12 En alle heidenen zullen u gelukzalig noemen; want gijlieden zult een lustig land zijn, zegt de HEERE der heirscharen.
萬民都要稱你們有福,因為你們將成為一片樂土──萬軍的上主說。
13 Uw woorden zijn tegen Mij te sterk geworden, zegt de HEERE; maar gij zegt: Wat hebben wij tegen U gesproken?
上主說:「你們竟然敢用言語頂撞我。
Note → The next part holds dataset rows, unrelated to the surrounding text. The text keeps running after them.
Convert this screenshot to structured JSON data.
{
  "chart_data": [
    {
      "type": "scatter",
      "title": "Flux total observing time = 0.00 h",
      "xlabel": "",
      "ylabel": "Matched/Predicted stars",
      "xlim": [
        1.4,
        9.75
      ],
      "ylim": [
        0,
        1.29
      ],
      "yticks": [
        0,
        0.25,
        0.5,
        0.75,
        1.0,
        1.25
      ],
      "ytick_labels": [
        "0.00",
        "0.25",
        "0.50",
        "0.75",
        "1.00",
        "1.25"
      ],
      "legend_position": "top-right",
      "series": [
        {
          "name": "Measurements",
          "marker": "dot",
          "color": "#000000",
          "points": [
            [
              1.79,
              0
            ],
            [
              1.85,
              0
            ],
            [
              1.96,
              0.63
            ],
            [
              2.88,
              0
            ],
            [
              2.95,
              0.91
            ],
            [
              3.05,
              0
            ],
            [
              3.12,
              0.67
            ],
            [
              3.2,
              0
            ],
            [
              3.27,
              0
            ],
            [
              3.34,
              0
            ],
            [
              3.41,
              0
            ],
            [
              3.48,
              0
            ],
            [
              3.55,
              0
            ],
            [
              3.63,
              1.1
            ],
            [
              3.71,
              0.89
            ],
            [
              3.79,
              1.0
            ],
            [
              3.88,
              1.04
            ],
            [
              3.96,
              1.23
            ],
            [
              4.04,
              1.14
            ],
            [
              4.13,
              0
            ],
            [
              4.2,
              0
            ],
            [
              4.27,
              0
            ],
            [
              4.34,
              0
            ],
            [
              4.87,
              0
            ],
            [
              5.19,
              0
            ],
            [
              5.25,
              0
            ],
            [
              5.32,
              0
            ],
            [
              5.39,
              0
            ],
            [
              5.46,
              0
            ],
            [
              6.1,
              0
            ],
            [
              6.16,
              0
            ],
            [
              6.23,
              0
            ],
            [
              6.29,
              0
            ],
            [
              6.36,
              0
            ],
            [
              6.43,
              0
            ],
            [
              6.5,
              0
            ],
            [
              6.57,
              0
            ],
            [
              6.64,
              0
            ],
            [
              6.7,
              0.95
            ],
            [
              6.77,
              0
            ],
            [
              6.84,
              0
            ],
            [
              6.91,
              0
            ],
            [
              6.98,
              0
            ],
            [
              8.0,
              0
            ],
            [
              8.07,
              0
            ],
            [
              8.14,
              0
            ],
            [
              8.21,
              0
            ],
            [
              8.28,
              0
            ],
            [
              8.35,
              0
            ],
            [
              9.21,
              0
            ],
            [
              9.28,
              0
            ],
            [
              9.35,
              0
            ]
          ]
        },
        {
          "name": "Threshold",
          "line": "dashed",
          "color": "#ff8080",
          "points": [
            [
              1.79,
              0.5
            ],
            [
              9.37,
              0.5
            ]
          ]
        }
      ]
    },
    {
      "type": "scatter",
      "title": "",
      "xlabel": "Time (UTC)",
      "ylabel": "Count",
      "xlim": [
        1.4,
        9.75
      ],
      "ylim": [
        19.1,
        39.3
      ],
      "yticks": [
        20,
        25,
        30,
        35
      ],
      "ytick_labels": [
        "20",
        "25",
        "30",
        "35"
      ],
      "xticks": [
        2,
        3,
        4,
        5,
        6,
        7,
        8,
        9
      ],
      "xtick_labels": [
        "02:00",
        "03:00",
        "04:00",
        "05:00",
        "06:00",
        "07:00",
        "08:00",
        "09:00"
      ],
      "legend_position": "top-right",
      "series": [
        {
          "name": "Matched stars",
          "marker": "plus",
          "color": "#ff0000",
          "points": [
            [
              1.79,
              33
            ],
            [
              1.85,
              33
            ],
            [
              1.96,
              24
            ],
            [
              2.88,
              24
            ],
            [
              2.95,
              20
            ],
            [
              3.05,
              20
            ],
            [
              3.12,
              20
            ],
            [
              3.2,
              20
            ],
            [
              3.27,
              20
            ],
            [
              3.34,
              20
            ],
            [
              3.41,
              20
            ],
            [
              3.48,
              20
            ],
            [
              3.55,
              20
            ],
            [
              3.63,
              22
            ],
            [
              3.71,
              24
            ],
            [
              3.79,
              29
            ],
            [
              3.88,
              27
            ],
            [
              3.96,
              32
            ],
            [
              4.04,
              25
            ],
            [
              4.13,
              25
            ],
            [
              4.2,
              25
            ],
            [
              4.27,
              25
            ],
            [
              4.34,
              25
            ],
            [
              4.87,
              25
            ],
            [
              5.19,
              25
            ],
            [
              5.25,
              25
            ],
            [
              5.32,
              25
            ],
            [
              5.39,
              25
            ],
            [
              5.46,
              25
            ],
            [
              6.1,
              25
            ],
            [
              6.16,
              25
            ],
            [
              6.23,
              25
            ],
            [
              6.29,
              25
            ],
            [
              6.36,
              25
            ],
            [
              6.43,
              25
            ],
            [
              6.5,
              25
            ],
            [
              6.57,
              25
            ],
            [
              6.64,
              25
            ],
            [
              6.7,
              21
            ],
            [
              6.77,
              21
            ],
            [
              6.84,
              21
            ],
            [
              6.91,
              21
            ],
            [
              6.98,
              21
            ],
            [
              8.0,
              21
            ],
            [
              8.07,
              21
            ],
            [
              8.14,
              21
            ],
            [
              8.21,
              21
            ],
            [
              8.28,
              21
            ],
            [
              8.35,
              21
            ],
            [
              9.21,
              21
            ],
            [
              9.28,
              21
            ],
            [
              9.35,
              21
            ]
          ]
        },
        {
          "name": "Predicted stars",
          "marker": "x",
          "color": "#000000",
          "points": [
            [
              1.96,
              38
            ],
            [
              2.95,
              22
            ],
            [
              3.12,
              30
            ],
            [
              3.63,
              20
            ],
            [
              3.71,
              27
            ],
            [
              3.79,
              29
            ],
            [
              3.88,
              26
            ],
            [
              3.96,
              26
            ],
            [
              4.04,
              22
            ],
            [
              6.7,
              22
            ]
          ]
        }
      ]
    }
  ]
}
你們卻說:「我們在什麼話上頂撞了你﹖」
14 Gij zegt: Het is tevergeefs God te dienen; want wat nuttigheid is het, dat wij Zijn wacht waarnemen, en dat wij in het zwart gaan, voor het aangezicht des HEEREN der heirscharen?
即在你們說:「事奉天主只是徒然! 遵守衪的誡命,在萬軍的上主面前,穿苦衣而行,有什麼好處﹖
15 En nu, wij achten de hoogmoedigen gelukzalig; ook die goddeloosheid doen, worden gebouwd; ook verzoeken zij den HEERE, en ontkomen.
現在我們該稱驕傲人有福;作惡的人,居然順利,試探天主的人居然免罰! 」
16 Alsdan spreken, die den HEERE vrezen, een ieder tot zijn naaste: De HEERE merkt er toch op en hoort, en er is een gedenkboek voor Zijn aangezicht geschreven, voor degenen, die den HEERE vrezen, en voor degenen, die aan Zijn Naam gedenken.
這是敬畏上主的人彼此談論的。但上主都加以注意而聽見了,並且在衪面前的記錄簿上,為那些敬畏上主和投靠衪名號的人予以記錄了。
17 En zij zullen, zegt de HEERE der heirscharen, te dien dage, dien Ik maken zal, Mij een eigendom zijn; en Ik zal hen verschonen, gelijk als een man zijn zoon verschoont, die hem dient.
在我行事的時日──萬軍的上主說──他們必是屬於我的產業,我要憐愛他們,有如人憐愛服事自己的兒子。
18 Dan zult gijlieden wederom zien, het onderscheid tussen den rechtvaardige en den goddeloze, tussen dien, die God dient, en dien, die Hem niet dient.
你們將要重新看出義人和惡人,服事天主和不服事天主的人的區別。